There is enough for each of us to look at, if we choose. It is within us to make some judgment about its purpose. It is particularly within our power to see and understand the consequences of this complicated, seemingly chaotic life that had a definite purpose.

We can’t see that purpose, nor really adequately reflect and evaluate, unless we dispense with the drive to acquire and hold onto what we have acquired. We have been there in the second phase long enough. There no longer is any pleasure, any sense of fulfillment in continuing to do it. Many do for many reasons, the greatest being obsession, insatiability, fear of leaving what seems to have been working.

A major theme of this series of essays I have posted in this blog deal with objective for the third stage. We are here in this stage to first give up our acquisition phase. It is time to reflect and evaluate. It is time to acquire the wisdom that is able to be drawn from what we have done, so that wisdom can tell us what it has been all about and its meaning for our going on.

As I have been writing on this theme for this series of essays and throughout all of my writing, I have had this question of myself: This has been my experience in this third stage. Is it true for everyone? I don’t see anyone else really talking this up but me.

I give myself two answers.

First our style of life is such that no one has any time to think. We are continually out of time because of all that is on our plate needing completion. When we are not working at it, when we should be at “R&R” Reflection and Review we are distracting ourselves instead.

The convenience accessible to us, whether it is television, smartphone, internet, recreational activities, reading, all of our time that is not directly productive is a one sided activity of being distracted for the fun of it.

It is in this way that our minds never are put in play. It is all packaged from introduction, to presentation, to conclusion, than it is done with. We are then ready to go to the next distraction or it is time to go to bed.

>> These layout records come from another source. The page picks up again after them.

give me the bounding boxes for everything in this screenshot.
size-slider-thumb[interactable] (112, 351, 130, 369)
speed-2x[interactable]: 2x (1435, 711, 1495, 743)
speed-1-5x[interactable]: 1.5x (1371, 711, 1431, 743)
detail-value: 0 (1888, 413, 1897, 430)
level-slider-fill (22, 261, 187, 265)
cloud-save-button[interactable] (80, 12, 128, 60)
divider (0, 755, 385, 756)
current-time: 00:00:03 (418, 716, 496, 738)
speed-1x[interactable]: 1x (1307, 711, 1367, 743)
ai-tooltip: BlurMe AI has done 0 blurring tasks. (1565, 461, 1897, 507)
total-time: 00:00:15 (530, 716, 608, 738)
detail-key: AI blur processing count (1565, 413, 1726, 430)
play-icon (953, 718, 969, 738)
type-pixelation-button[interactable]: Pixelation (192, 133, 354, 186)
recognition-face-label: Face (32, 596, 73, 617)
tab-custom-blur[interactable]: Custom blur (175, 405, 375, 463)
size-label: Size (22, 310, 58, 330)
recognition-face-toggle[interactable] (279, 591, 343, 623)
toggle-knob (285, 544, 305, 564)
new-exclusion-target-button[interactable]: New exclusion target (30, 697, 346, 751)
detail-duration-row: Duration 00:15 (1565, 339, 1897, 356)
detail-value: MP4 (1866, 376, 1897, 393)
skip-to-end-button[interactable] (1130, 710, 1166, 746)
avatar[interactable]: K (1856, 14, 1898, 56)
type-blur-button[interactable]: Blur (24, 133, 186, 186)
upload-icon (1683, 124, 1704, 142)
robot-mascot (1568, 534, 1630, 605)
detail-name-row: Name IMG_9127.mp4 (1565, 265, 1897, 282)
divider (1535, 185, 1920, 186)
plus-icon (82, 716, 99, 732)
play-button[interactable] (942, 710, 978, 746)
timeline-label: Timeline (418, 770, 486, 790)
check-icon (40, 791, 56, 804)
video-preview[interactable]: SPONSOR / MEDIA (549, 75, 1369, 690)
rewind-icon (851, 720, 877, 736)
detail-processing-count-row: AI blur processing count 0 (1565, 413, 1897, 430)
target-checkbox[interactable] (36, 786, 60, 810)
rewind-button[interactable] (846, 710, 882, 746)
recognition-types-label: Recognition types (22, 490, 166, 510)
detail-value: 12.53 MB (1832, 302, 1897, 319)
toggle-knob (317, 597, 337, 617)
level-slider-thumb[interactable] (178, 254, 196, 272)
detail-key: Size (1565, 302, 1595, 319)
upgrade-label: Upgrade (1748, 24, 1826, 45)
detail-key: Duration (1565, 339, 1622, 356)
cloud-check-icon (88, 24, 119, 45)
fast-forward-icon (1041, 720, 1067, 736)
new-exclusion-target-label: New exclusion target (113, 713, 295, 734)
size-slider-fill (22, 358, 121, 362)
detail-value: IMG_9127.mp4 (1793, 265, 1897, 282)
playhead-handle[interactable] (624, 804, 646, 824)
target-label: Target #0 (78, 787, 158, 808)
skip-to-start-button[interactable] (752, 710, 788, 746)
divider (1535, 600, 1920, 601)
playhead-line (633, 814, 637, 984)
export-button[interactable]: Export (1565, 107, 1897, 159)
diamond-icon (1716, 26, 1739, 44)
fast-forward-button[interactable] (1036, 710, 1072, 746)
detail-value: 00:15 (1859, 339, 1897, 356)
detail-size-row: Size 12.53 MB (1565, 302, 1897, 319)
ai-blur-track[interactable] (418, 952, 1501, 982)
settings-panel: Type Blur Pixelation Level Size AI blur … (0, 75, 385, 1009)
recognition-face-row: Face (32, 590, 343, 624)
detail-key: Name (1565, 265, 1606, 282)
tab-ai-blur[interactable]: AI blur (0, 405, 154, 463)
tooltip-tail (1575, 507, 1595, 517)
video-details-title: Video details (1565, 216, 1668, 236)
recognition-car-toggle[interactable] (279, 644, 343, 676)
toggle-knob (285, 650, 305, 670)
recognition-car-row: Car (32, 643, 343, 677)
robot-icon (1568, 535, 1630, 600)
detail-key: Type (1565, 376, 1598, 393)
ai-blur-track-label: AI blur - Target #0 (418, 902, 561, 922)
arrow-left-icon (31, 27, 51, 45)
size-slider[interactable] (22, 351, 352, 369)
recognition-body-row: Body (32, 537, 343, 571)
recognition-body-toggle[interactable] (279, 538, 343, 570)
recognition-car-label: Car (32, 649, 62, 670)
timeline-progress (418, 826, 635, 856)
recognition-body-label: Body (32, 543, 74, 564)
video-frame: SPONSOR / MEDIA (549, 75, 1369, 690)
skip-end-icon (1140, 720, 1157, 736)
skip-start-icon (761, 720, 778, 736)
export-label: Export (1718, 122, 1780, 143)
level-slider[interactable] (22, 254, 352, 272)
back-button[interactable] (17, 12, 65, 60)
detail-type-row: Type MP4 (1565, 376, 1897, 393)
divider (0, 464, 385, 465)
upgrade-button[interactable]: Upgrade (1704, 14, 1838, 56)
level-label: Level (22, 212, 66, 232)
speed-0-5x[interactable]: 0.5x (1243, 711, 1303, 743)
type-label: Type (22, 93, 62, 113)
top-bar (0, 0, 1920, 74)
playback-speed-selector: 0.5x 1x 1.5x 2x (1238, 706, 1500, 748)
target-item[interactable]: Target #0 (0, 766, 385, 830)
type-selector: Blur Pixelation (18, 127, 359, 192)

That is the life of too many. It is just too easy to be that without ever having to let a thought or a concept bounce around in your brain.

Wisdom comes to those who can get off this fast moving train before it is too late. When we do we will find the time to smell the roses, view the beauty of the circumstance we have lived and do our sums with all the phases, events and episodes.

When we add it all up, the total is in part Transcendent. We have found wisdom. Sadly our society will not accommodate that, it is more prone to put us in the “Home” and “Soporify” us with the latest designer drug to keep us calm.

The real loser in this is you and me. If we don’t do all there is for us to do in this life, the balance of life says “ok, do it all over in another circumstance, another algorithm, another life!

Unfortunately the society outside of “I” “Me” “Us” will not seek us out to be edified by all we know. At best we can know it and certainly, it is in our interest to know it. This is so because our purpose in life is to sow seeds, nurture their growth and then harvest their fruit.

It is in this Harvest that we find what is to be. It has been my gift of life that everything that went before led me to where I was diagnosed having Dementia. Horrid as it can be to live a slow disabling, disruptive, debilitating disease from which there is no escape, for me it is my Gift of Life. Life has disarmed me and made me look beyond it. This has been my blessing.